Al finalizar mi primer mes me di cuenta de que los derechos laborales eran nulos. La hora de almuerzo cada vez disminuía más; algunas veces no había. Era pleno verano con una sensación térmica de casi 40 grados celsius y los camiones no tenían aire acondicionado; el calor era tanto que muchas veces tuve que mojarme en aspersores de las yardas. Yo no decidía mi horario laboral y me obligaban a trabajar más de las ocho horas diarias. Se cometían abusos en los salarios, no pagaban lo acordado, algunas veces se atrasaban en el pago semanal y consignaban dos salarios en una semana, por lo que los impuestos aumentaban casi al doble. Por ejemplo, yo esperaba ganar unos 2000 dólares, pero por horas que no me contaron y el retraso en la paga se convirtieron en 1300, algo que a cualquier persona que dependa de este salario le puede arruinar el mes. Por más que esto sea injusto no hay nadie con quien quejarse, ya que muchos de estos trabajos son hechos por migrantes ilegales y corren el riesgo de ser deportados, es por esto por lo que la explotación es una constante.

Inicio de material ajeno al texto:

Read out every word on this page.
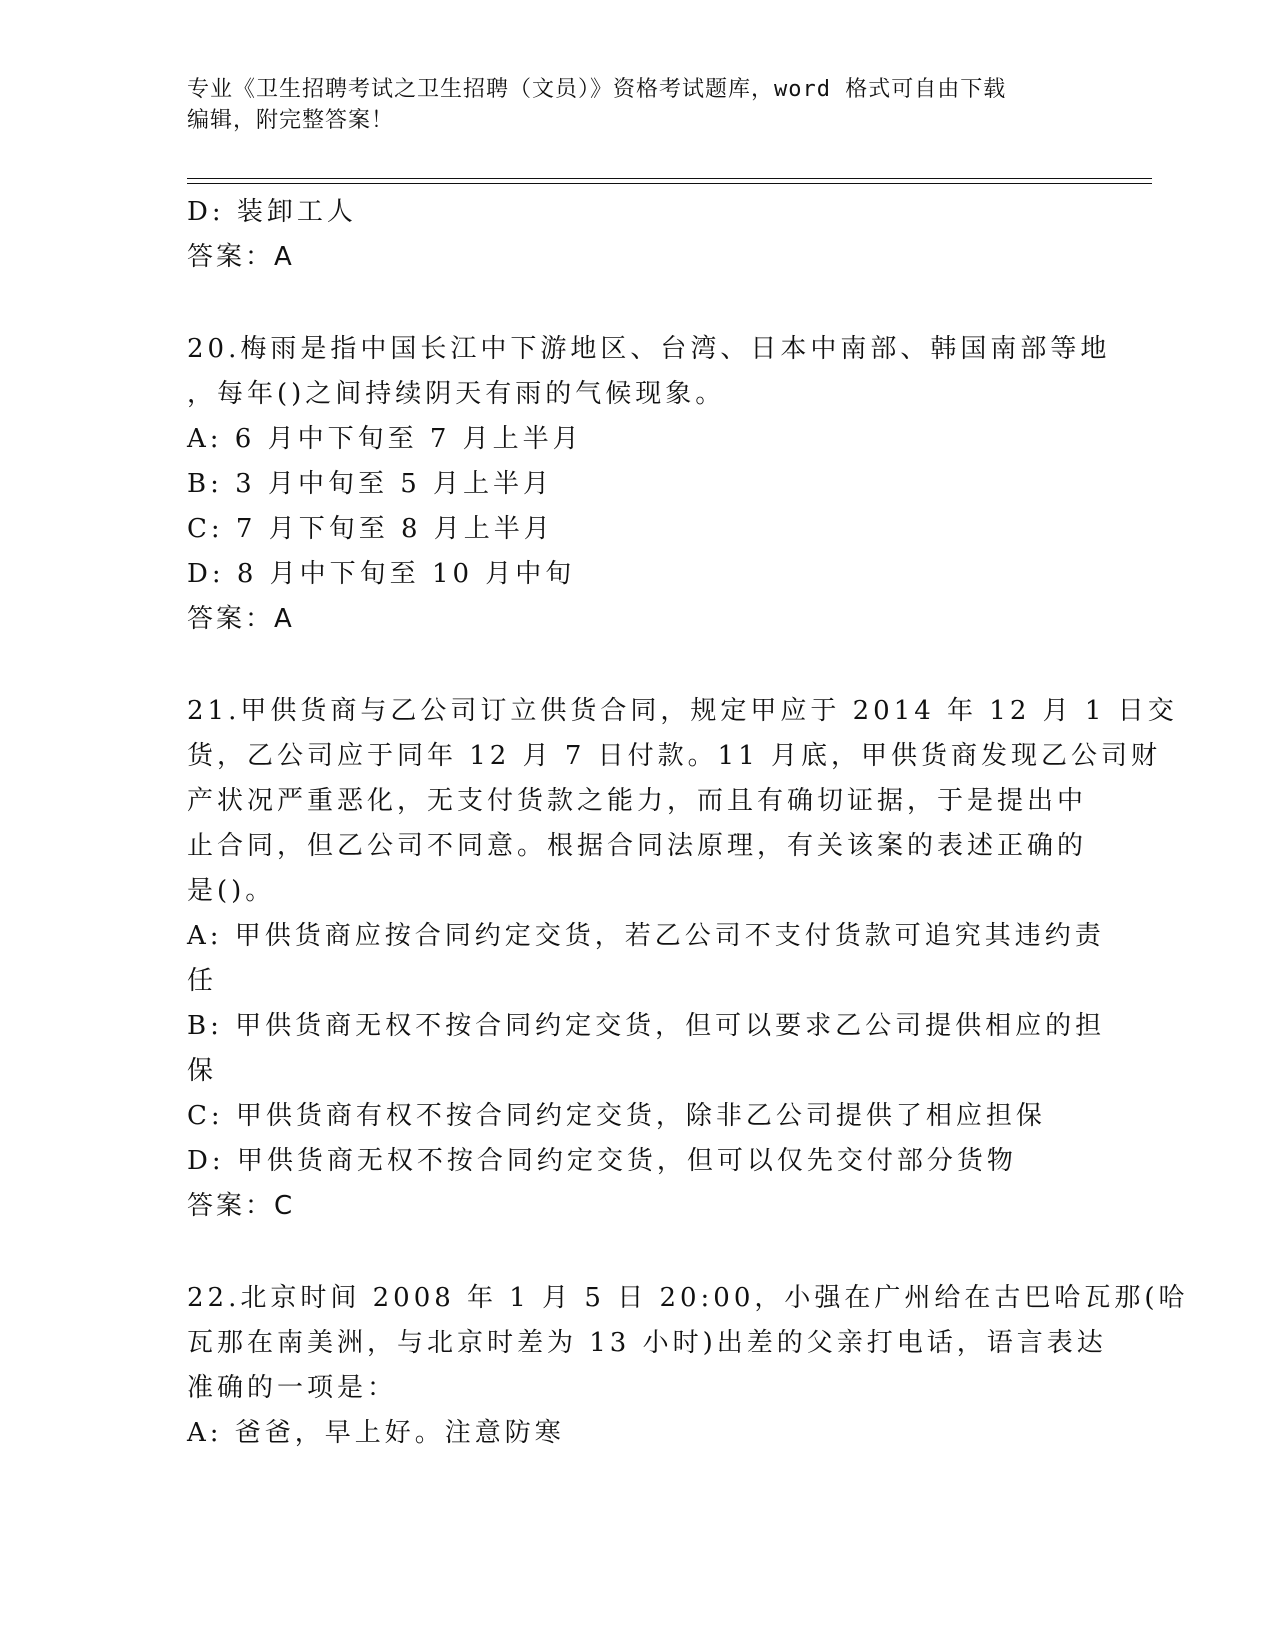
专业《卫生招聘考试之卫生招聘（文员）》资格考试题库，word 格式可自由下载
编辑，附完整答案！
D: 装卸工人
答案：A
20.梅雨是指中国长江中下游地区、台湾、日本中南部、韩国南部等地
，每年()之间持续阴天有雨的气候现象。
A: 6 月中下旬至 7 月上半月
B: 3 月中旬至 5 月上半月
C: 7 月下旬至 8 月上半月
D: 8 月中下旬至 10 月中旬
答案：A
21.甲供货商与乙公司订立供货合同，规定甲应于 2014 年 12 月 1 日交
货，乙公司应于同年 12 月 7 日付款。11 月底，甲供货商发现乙公司财
产状况严重恶化，无支付货款之能力，而且有确切证据，于是提出中
止合同，但乙公司不同意。根据合同法原理，有关该案的表述正确的
是()。
A: 甲供货商应按合同约定交货，若乙公司不支付货款可追究其违约责
任
B: 甲供货商无权不按合同约定交货，但可以要求乙公司提供相应的担
保
C: 甲供货商有权不按合同约定交货，除非乙公司提供了相应担保
D: 甲供货商无权不按合同约定交货，但可以仅先交付部分货物
答案：C
22.北京时间 2008 年 1 月 5 日 20:00，小强在广州给在古巴哈瓦那(哈
瓦那在南美洲，与北京时差为 13 小时)出差的父亲打电话，语言表达
准确的一项是：
A: 爸爸，早上好。注意防寒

Cuando por fin volví a Bogotá fue imposible no sentirme triste. Por suerte tengo el privilegio de decidir si sigo trabajando o no. Sin embargo, hay más de ocho millones de ilegales, de acuerdo con el Centro de Investigaciones Pew. Muchos de ellos no tienen la oportunidad de elegir, tienen que trabajar bajo estas condiciones y aguantar los constantes abusos laborales. Viven una esclavitud moderna. Y es que, para personas que vienen de países en vía de desarrollo -como es mi caso-, 17 dólares la hora suena muy atractivo, pero como se gana en dólares se gasta. Además, para vivir con un poco más de lo justo, la jornada laboral es casi de 15 horas diarias de lunes a viernes y los sábados de 10 horas. Este ritmo de trabajo no solo destruye físicamente, también acaba la salud mental de cualquier persona.
Después de esta experiencia y escuchar a David, un mexicano de 50 años que llegó a Estados Unidos con 17 años, muchos de los sueños y esperanzas nunca se cumplieron. Desde su llegada siempre estuvo trabajando en recolección de basura, así que me di cuenta de que el sueño americano no existe, y como dice en la canción, no hay marcha en Nueva York, simplemente nos comen el coco con telefilmes y todo es un ardid.